Revisão científica baseada na pedagogia de Paulo Freire defende que alfabetização digital vai além do domínio da tecnologia e deve promover autonomia, pensamento crítico e participação cidadã entre jovens e adultos.
A alfabetização digital precisa deixar de ser entendida apenas como o aprendizado do uso de computadores e celulares. Para pesquisadores da Universidade de Pernambuco (UPE), ela deve ser compreendida como uma ferramenta de emancipação social capaz de fortalecer a cidadania, combater a desinformação e ampliar a participação democrática de estudantes da Educação de Jovens e Adultos (EJA). Essa é a principal conclusão de um estudo publicado na Revista Espacios.
Assinado por Jaqueline A. Calaça, Paulo M. Santos e Rosangela C. Castro, o trabalho apresenta uma revisão integrativa da literatura nacional e internacional e analisa como a alfabetização e o letramento digital podem contribuir para uma educação inspirada na perspectiva emancipatória de Paulo Freire.
Muito além de aprender a usar tecnologia
Segundo os pesquisadores, alfabetização digital não significa apenas aprender a operar dispositivos eletrônicos.
O conceito envolve desenvolver competências para interpretar criticamente informações, produzir conteúdos, compreender o funcionamento das plataformas digitais e participar de forma consciente da sociedade conectada.
Na EJA, essa dimensão torna-se ainda mais importante porque muitos estudantes convivem simultaneamente com exclusão educacional, econômica e digital.
Exclusão digital amplia desigualdades
O estudo aponta que a exclusão digital aprofunda desigualdades já existentes.
Mesmo vivendo em uma sociedade altamente conectada, milhares de jovens, adultos e idosos permanecem afastados do acesso qualificado às tecnologias, o que limita oportunidades de trabalho, acesso a serviços públicos e participação política.
Para os autores, a inclusão digital deve ser entendida como uma questão de justiça social e não apenas de inovação tecnológica.
Paulo Freire no centro da discussão
A pesquisa utiliza a pedagogia freireana como principal referência teórica.
Inspirados na ideia de que “a leitura do mundo antecede a leitura da palavra”, os pesquisadores defendem que o letramento digital deve partir das experiências concretas dos estudantes, valorizando seus conhecimentos prévios e suas práticas cotidianas com celulares, aplicativos e redes sociais.
Nesse contexto, aprender tecnologia significa também compreender relações de poder, identificar manipulações e ampliar a capacidade de intervenção na realidade.
Fake news entram na sala de aula
Entre os temas considerados prioritários está o enfrentamento da desinformação.
A revisão mostra que práticas pedagógicas voltadas à identificação de fake news, análise crítica de conteúdos digitais, produção colaborativa de informações e uso consciente das redes sociais fortalecem a autonomia dos estudantes e reduzem sua vulnerabilidade diante da circulação de notícias falsas e discursos de ódio.
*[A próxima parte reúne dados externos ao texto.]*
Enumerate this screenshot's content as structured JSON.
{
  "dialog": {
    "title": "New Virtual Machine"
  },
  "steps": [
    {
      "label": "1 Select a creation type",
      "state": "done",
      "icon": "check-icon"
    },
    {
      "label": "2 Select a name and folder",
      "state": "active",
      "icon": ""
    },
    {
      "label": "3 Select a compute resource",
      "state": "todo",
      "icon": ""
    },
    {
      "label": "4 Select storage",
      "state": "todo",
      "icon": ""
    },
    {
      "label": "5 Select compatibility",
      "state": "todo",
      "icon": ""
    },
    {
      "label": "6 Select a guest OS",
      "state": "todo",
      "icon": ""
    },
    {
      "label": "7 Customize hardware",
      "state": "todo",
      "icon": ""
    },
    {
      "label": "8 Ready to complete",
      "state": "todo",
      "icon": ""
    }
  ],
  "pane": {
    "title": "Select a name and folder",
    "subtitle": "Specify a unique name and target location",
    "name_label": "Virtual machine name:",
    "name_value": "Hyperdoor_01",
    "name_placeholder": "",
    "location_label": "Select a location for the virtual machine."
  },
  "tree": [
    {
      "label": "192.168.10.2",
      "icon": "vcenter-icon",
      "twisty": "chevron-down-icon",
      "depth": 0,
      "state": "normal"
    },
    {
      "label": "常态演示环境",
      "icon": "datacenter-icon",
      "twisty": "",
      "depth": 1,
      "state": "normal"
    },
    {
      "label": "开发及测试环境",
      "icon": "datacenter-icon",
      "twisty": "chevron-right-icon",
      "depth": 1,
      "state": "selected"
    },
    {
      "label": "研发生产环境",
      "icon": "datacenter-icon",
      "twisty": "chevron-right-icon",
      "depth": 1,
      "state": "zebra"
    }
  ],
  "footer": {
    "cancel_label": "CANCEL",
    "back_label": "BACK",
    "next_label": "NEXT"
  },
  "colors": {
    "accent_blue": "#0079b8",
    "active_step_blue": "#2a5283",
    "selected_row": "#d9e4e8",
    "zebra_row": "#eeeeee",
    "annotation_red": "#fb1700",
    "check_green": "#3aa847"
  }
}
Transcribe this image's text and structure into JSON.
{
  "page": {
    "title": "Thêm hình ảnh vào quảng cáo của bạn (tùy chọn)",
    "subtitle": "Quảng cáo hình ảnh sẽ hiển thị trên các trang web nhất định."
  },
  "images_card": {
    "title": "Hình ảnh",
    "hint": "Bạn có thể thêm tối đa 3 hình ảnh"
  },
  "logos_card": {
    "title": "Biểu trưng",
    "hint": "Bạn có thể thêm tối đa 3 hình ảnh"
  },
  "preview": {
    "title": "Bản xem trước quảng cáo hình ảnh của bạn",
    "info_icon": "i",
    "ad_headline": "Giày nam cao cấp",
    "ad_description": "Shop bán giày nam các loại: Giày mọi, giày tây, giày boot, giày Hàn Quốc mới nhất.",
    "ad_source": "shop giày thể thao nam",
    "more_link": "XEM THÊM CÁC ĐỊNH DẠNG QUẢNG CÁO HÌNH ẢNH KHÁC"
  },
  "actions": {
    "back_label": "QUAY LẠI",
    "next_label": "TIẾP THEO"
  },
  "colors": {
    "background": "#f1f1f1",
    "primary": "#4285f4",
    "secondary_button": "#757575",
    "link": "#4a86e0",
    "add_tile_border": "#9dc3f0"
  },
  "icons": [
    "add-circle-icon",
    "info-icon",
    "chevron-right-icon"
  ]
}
Os autores também sugerem atividades envolvendo WhatsApp, Google Maps, produção de vídeos, quizzes digitais e análise de notícias como estratégias para integrar alfabetização convencional e letramento digital.
Formação de professores é desafio
Outro resultado importante da pesquisa é a necessidade de investir na formação docente.
Segundo o estudo, disponibilizar equipamentos tecnológicos não é suficiente para promover inclusão digital. Professores precisam estar preparados para utilizar as tecnologias de maneira crítica, contextualizada e articulada às experiências dos estudantes da EJA, evitando práticas meramente instrumentais.
Uma agenda para a educação do século XXI
Como conclusão, os pesquisadores afirmam que a inclusão digital na Educação de Jovens e Adultos só alcança seu potencial transformador quando deixa de ser uma política de acesso à tecnologia e passa a constituir uma política de formação cidadã.
A pesquisa também aponta lacunas importantes, como a escassez de estudos empíricos sobre letramento digital na EJA, a necessidade de políticas públicas específicas e a ampliação de pesquisas sobre práticas educativas em espaços não formais, como movimentos sociais, organizações comunitárias e projetos de educação popular.
Para os autores, educar na era digital continua sendo um ato político, e garantir que jovens e adultos desenvolvam pensamento crítico diante das tecnologias representa um passo essencial para reduzir desigualdades e fortalecer a democracia.
Referência
CALAÇA, Jaqueline A.; SANTOS, Paulo M.; CASTRO, Rosangela C. Alfabetização e Letramento Digital na Educação de Jovens e Adultos: uma revisão crítica sob a perspectiva da emancipação freireana e da inclusão digital. Revista Espacios, v. 47, n. 4, 2026.